Hohe Verbraucherpreise
Für die größte Enttäuschung sorgte vor zwei Wochen der Verbraucherpreisindex (CPI). Auf Jahressicht lagen sowohl die Kernrate, die im März 3,8% betrug, als auch die Gesamtrate, die gegenüber Februar von 3,2% auf 3,5% kletterte, über den Markterwartungen. Im Vormonatsvergleich zog die Kernrate dreimal in Folge um 0,4% an. Getrieben werden die Preise von hohen Mieten sowie der deutlichen Verteuerung bei Dienstleistungen, unter anderem Versicherungsprämien.

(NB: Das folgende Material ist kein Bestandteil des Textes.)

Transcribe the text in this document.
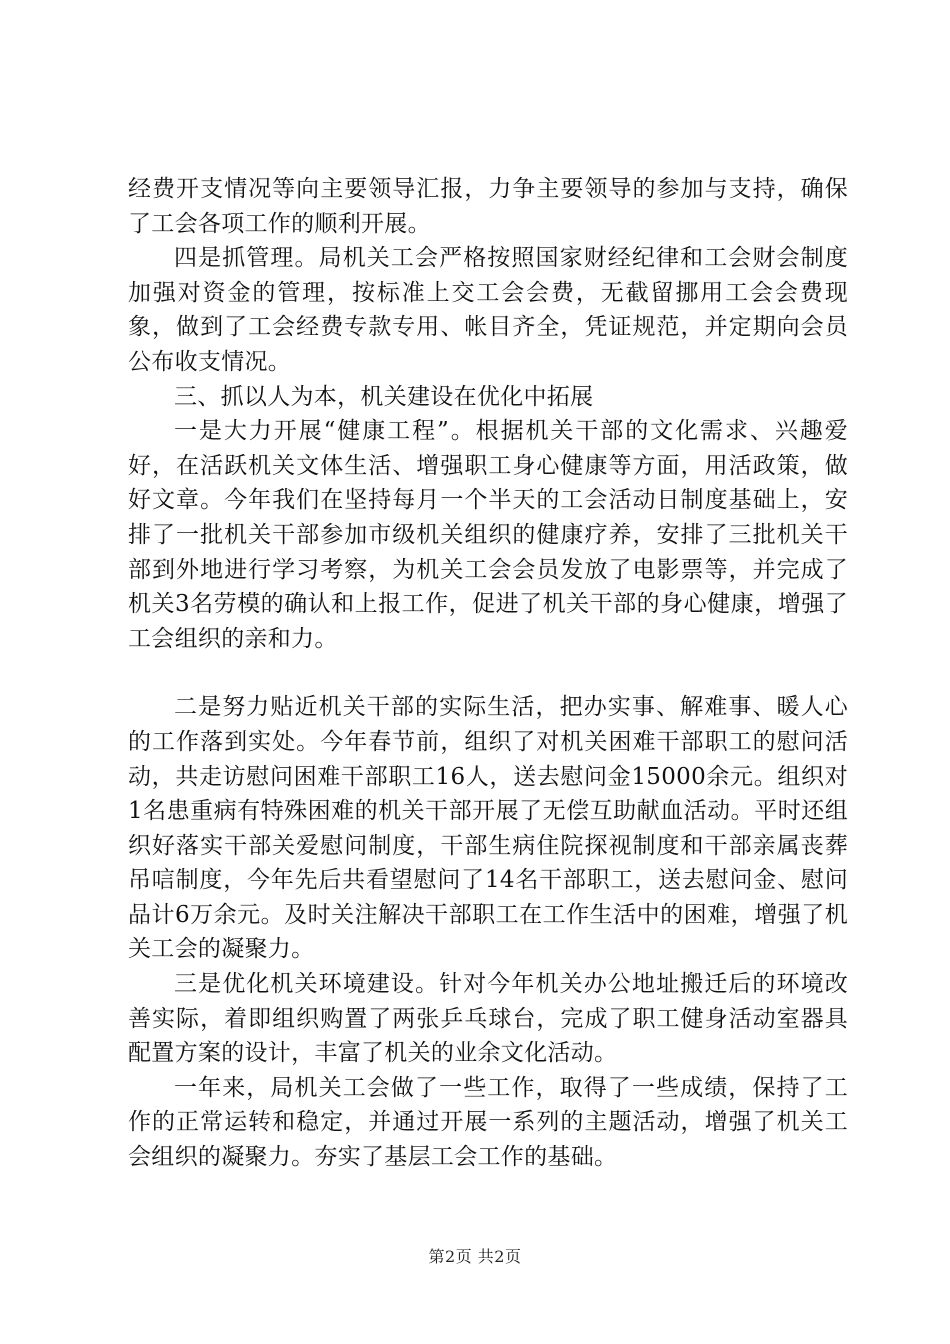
经费开支情况等向主要领导汇报，力争主要领导的参加与支持，确保了工会各项工作的顺利开展。

四是抓管理。局机关工会严格按照国家财经纪律和工会财会制度加强对资金的管理，按标准上交工会会费，无截留挪用工会会费现象，做到了工会经费专款专用、帐目齐全，凭证规范，并定期向会员公布收支情况。

三、抓以人为本，机关建设在优化中拓展

一是大力开展“健康工程”。根据机关干部的文化需求、兴趣爱好，在活跃机关文体生活、增强职工身心健康等方面，用活政策，做好文章。今年我们在坚持每月一个半天的工会活动日制度基础上，安排了一批机关干部参加市级机关组织的健康疗养，安排了三批机关干部到外地进行学习考察，为机关工会会员发放了电影票等，并完成了机关3名劳模的确认和上报工作，促进了机关干部的身心健康，增强了工会组织的亲和力。

二是努力贴近机关干部的实际生活，把办实事、解难事、暖人心的工作落到实处。今年春节前，组织了对机关困难干部职工的慰问活动，共走访慰问困难干部职工16人，送去慰问金15000余元。组织对1名患重病有特殊困难的机关干部开展了无偿互助献血活动。平时还组织好落实干部关爱慰问制度，干部生病住院探视制度和干部亲属丧葬吊唁制度，今年先后共看望慰问了14名干部职工，送去慰问金、慰问品计6万余元。及时关注解决干部职工在工作生活中的困难，增强了机关工会的凝聚力。

三是优化机关环境建设。针对今年机关办公地址搬迁后的环境改善实际，着即组织购置了两张乒乓球台，完成了职工健身活动室器具配置方案的设计，丰富了机关的业余文化活动。

一年来，局机关工会做了一些工作，取得了一些成绩，保持了工作的正常运转和稳定，并通过开展一系列的主题活动，增强了机关工会组织的凝聚力。夯实了基层工会工作的基础。

第2页 共2页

Zwar melden viele Unternehmen, dass Verbraucher mittlerweile eine höhere Resistenz gegen Preissteigerungen demonstriert haben. Das wiederum könnte Hoffnungen wecken, dass sich demnächst der disinflationäre Trend langsam fortsetzen wird. Einen Hinweis auf die weitere Entwicklung wird das Handelsministerium am Freitag mit der Veröffentlichung des PCE-Preisindex für März liefern. Die Kernrate des PCE-Deflators, der seit längerer Zeit auf Jahressicht kontinuierlich zurückgegangen ist, betrug im Februar 2,8%. Sollte der Wert weiter nachgeben, dann würde die Fed ein Argument haben, um vielleicht schon im Sommer eine Zinssenkung in Erwägung zu ziehen.
Zinswende nicht vor Juli
Einstweilen haben mehrere Fed-Gouverneure klar durchblicken lassen, dass sie nach jetzigem Stand noch weit davon entfernt sind, an eine Herabsetzung des Tagesgeldsatzes zu denken. So sagte Notenbankchef Jerome Powell kürzlich, dass „die jüngsten Daten unser Vertrauen darin, dass die Inflation auf Kurs ist, die Zielgröße von 2% zu erreichen, nicht gestärkt haben“. Ähnlich schätzt Vorstandsmitglied Christopher Waller die Lage ein. „Wir haben es nicht eilig, den Leitzins herunterzusetzen“, sagte Waller.
Stark verändert haben sich auch die in der Regel sehr akkuraten Prognosen, die das Fed Watch Tool der CME Group abgibt. Demnach ist eine Zinssenkung am kommenden Mittwoch ohnehin vom Tisch. Nach jetzigem Stand liegt die Wahrscheinlichkeit, dass die Fed auch im Juni auf einen Zinsschritt verzichtet, bei über 80%. Frühestens Ende Juli oder im September erwartet die CME Group eine Lockerung.
US-Notenbankchef Jerome Powell bei der Frühjahrstagung des Internationalen Währungsfonds (IWF) Mitte April.